The Oncotype® DX colon cancer test can significantly reduce direct medical costs and improve patient quality of life by helping avoid side effects of unnecessary treatment, according to a PharmacoEconomics journal health economic analysis titled “Comparative Economics of a 12-Gene Assay for Predicting Risk of Recurrence in Stage II Colon Cancer”.
“By providing quantitative information which has not been available with conventional measures, as demonstrated in this analysis, the Oncotype DX colon cancer test is likely to lead to both savings in direct medical costs and improved patient well-being,” Steven Alberts, M.D., chair, division of Medical Oncology at the Mayo Clinic, Rochester, Minn, said in a Genomic Health press release.

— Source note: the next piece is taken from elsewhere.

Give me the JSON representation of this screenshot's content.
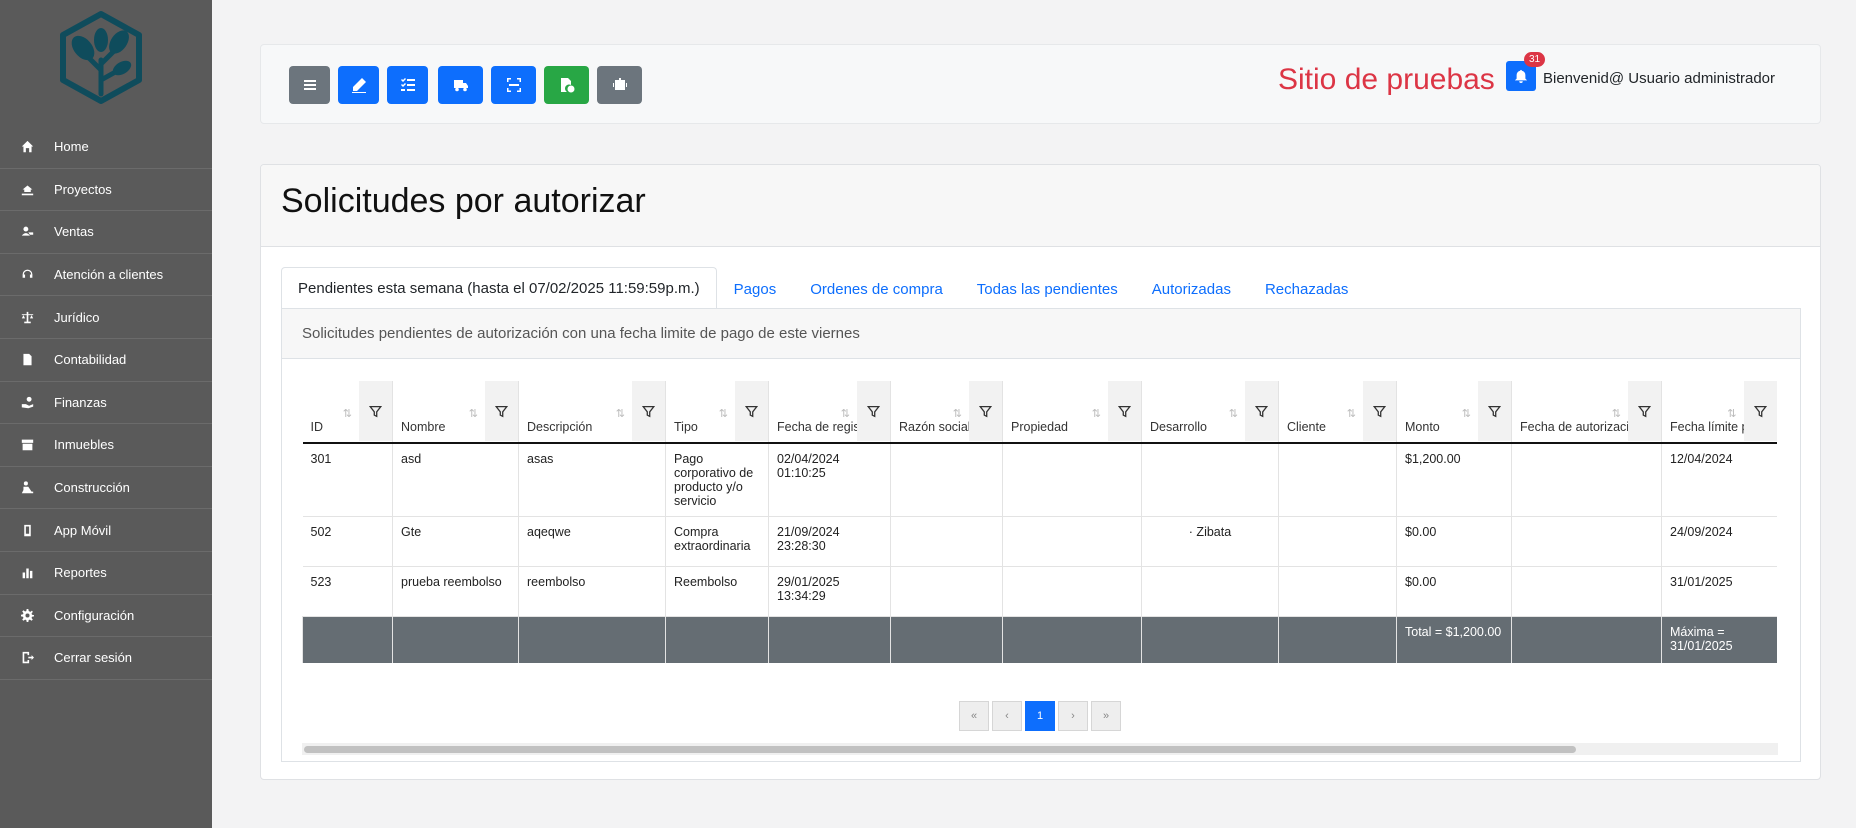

Genomic Health’s Oncotype DX Prostate Cancer Assay is a genomic test performed on a patient’s needle biopsy that provides essential information regarding the biology of a patient’s prostate cancer.
The result, reported as the Genomic Prostate Score or GPS, provides a precise, accurate, and individualized risk assessment, helping the patient and his physician to decide between active surveillance and immediate treatment.
The GPS works in combination with standard guidelines for determining prostate cancer risk, from very low to intermediate, with a lower GPS representing a more favorable tumor biology and a smaller probability for a patient to begin immediate treatment with surgery or radiation.
A clinical study was preformed in 141 patients from 17 sites in the Mayo Clinic Cancer Research Consortium, where Oncotype DX test was used to identify stage II colon cancer patients with low risk of recurrence. After the GPS score, physician’s recommendations for adjuvant chemotherapy decreased by 22%, translating into medical care cost savings of $1,000 per patient, and an improvement in patients’ quality of life.
“This publication highlights the important role of the Oncotype DX colon cancer test in delivering personalized medicine to the modern paradigm for cancer care. By enabling a more individualized approach to my patients’ treatment, the test not only saves health care dollars but also improves their well-being and can prevent individual non-direct costs associated with potentially unnecessary treatment, related time away from work and increased household care needs. This trial is an important landmark highlighting the advantages of individualized care in terms of treatment benefit, toxicity and cost”, George Kim, M.D., gastrointestinal oncologist, 21st Century Oncology, Jacksonville, Fla, added in the press release.